Was am 2. März 2000 im Bundeskriminalamt aus dem Fax quillt, sieht anfänglich aus wie eine Allerweltsanfrage. Die Kantonalpolizei Genf bittet um Amtshilfe. Sie übersendet Listen mit Namen deutscher Staatsbürger und bittet die Kollegen in Wiesbaden um Personenüberprüfung. Interpol ist eingeschaltet.

Alles scheint einfach und rechtlich einwandfrei. Die Beamten machen sich ans Werk.

Plötzlich ein Ukas: Arbeit einstellen! Anweisung der Amtsleitung.

Krisensitzungen, Aktennotizen. Dann werden die Genfer Papiere an das Bundesinnenministerium geschickt, ausweislich eines Anschreibens an die "Abteilung Polizei bzw. Abteilung Staatsschutz". Von dort aus wandern sie "z.d.A.", zu den Akten, wo sie bis heute unbearbeitet versauern.

Statt die erwünschte Amtshilfe zu leisten, bremst das Berliner Innenministerium eine Ermittlung. Nicht irgendeine Ermittlung, sondern die der Schweizer Strafverfolgungsbehörden zur Aufklärung der so genannten Leuna-Affäre. Und dabei geht es um nichts weniger als die Frage: Sind deutsche Politiker bestochen worden, als Elf Aquitaine, Frankreichs staatlicher Ölkonzern, 1992 die Raffinerie Leuna im Osten Deutschlands übernahm?

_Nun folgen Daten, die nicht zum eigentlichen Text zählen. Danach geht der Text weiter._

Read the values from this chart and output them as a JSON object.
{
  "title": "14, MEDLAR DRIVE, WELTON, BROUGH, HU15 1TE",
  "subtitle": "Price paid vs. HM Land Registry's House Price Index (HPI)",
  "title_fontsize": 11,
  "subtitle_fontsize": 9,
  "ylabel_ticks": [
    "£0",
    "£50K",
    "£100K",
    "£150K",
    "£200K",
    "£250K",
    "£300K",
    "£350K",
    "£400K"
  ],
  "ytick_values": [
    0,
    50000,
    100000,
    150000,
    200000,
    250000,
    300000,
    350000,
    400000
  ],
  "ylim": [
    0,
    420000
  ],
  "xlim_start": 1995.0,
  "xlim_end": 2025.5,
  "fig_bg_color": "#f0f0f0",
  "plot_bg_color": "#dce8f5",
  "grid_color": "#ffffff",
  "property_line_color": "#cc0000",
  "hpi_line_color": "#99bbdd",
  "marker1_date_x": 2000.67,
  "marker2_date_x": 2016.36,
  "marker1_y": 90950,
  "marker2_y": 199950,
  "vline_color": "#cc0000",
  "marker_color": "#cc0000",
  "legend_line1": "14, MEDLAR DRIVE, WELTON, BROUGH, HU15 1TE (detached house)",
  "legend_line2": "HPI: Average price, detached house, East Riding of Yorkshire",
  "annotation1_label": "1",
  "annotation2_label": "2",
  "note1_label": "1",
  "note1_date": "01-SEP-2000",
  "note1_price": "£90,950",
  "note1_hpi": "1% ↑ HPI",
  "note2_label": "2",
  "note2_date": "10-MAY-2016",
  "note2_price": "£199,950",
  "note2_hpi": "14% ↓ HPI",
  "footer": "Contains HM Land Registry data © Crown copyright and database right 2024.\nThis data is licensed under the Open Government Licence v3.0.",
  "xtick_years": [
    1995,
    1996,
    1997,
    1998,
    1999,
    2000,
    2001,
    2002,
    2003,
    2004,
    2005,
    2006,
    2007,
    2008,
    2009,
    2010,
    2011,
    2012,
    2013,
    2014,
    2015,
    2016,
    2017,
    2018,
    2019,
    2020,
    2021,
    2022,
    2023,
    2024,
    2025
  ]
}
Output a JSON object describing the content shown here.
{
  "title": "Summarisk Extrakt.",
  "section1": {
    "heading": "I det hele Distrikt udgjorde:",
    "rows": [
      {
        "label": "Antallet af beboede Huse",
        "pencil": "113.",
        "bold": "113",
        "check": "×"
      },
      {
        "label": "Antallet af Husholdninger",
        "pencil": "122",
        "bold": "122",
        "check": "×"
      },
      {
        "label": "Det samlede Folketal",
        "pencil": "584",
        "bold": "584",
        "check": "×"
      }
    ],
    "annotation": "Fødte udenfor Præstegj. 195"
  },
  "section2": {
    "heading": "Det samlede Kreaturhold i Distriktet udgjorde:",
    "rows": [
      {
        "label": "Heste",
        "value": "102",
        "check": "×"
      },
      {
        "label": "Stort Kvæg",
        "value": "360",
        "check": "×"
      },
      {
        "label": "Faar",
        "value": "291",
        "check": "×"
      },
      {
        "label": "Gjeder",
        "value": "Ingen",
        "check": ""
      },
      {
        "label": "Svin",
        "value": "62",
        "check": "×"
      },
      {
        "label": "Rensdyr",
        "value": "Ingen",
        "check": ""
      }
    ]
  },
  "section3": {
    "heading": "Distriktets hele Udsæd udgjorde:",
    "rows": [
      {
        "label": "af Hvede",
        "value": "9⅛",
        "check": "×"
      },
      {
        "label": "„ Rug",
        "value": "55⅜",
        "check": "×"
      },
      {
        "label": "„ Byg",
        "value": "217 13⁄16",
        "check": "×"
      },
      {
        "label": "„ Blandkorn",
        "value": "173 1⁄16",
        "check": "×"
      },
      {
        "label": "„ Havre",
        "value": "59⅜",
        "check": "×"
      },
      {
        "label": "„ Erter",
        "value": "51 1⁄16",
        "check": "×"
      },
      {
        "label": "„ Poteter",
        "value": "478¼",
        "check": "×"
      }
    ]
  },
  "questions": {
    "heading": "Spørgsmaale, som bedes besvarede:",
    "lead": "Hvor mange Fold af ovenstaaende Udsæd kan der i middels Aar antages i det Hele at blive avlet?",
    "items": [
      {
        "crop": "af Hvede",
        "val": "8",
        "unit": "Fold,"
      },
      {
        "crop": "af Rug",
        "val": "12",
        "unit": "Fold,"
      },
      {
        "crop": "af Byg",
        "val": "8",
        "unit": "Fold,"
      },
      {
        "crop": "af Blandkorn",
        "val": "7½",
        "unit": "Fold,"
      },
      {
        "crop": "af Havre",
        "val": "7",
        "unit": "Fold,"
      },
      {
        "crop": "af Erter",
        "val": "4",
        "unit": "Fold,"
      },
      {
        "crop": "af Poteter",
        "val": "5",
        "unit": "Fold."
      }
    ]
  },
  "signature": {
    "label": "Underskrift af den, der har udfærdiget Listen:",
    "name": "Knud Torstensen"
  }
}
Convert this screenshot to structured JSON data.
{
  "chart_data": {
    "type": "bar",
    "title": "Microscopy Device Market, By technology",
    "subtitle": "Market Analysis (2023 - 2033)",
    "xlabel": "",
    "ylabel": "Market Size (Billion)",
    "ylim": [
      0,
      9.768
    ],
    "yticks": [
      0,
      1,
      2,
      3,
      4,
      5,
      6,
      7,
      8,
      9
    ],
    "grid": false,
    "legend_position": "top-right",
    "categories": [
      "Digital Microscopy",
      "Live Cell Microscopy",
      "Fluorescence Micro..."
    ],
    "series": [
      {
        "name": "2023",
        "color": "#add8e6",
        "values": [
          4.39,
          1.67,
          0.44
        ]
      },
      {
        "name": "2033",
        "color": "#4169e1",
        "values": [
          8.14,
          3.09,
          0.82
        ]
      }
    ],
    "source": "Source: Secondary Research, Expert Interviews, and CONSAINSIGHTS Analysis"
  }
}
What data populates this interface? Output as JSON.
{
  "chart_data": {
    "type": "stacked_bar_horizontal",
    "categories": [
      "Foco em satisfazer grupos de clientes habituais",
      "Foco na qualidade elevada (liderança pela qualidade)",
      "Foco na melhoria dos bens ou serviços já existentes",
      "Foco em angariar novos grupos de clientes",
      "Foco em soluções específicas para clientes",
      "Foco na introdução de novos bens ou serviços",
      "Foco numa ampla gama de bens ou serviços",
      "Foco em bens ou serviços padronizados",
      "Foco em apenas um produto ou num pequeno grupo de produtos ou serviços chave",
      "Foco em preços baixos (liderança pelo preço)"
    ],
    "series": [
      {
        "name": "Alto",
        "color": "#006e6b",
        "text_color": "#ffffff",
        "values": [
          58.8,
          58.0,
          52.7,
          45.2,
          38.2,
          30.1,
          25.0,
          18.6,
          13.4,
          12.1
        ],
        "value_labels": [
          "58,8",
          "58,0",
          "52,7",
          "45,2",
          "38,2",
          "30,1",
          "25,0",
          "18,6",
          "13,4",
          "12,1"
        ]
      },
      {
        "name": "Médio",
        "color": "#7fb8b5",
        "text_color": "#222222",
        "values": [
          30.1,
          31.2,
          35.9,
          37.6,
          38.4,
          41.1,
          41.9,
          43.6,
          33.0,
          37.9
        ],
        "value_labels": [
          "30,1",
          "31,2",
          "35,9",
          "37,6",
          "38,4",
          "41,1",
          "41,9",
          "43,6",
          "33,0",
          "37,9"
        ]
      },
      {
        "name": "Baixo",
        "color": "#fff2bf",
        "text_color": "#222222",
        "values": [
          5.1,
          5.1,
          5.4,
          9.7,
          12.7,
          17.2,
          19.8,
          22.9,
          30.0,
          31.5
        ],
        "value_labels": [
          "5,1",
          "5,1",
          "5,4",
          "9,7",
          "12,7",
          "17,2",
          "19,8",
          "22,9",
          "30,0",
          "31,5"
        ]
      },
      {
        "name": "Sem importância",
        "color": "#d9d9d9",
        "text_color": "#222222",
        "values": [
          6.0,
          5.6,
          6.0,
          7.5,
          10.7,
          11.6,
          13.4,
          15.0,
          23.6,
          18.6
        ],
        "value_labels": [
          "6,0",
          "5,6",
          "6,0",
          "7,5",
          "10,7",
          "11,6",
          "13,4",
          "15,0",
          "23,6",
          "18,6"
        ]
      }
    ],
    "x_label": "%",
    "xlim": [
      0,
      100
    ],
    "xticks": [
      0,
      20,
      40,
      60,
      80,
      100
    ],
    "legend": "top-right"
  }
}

Nicht irgendwer steht auf jenen Listen, die vom BKA überprüft werden sollen.

Es sind deutsche Politiker. Seit Jahren spüren Genfer Untersuchungsrichter dem Fluss der gut 80 Millionen Mark nach, die Elf als "Kommissionen" über Schweizer Konten schleusen ließ. Die Genfer Ermittler haben Bankunterlagen beschlagnahmt und Zeugen befragt, sie haben ein Geflecht aus Firmen und Stiftungen enttarnt, dessen Ziel nur eines gewesen sein dürfte: Geldwäsche.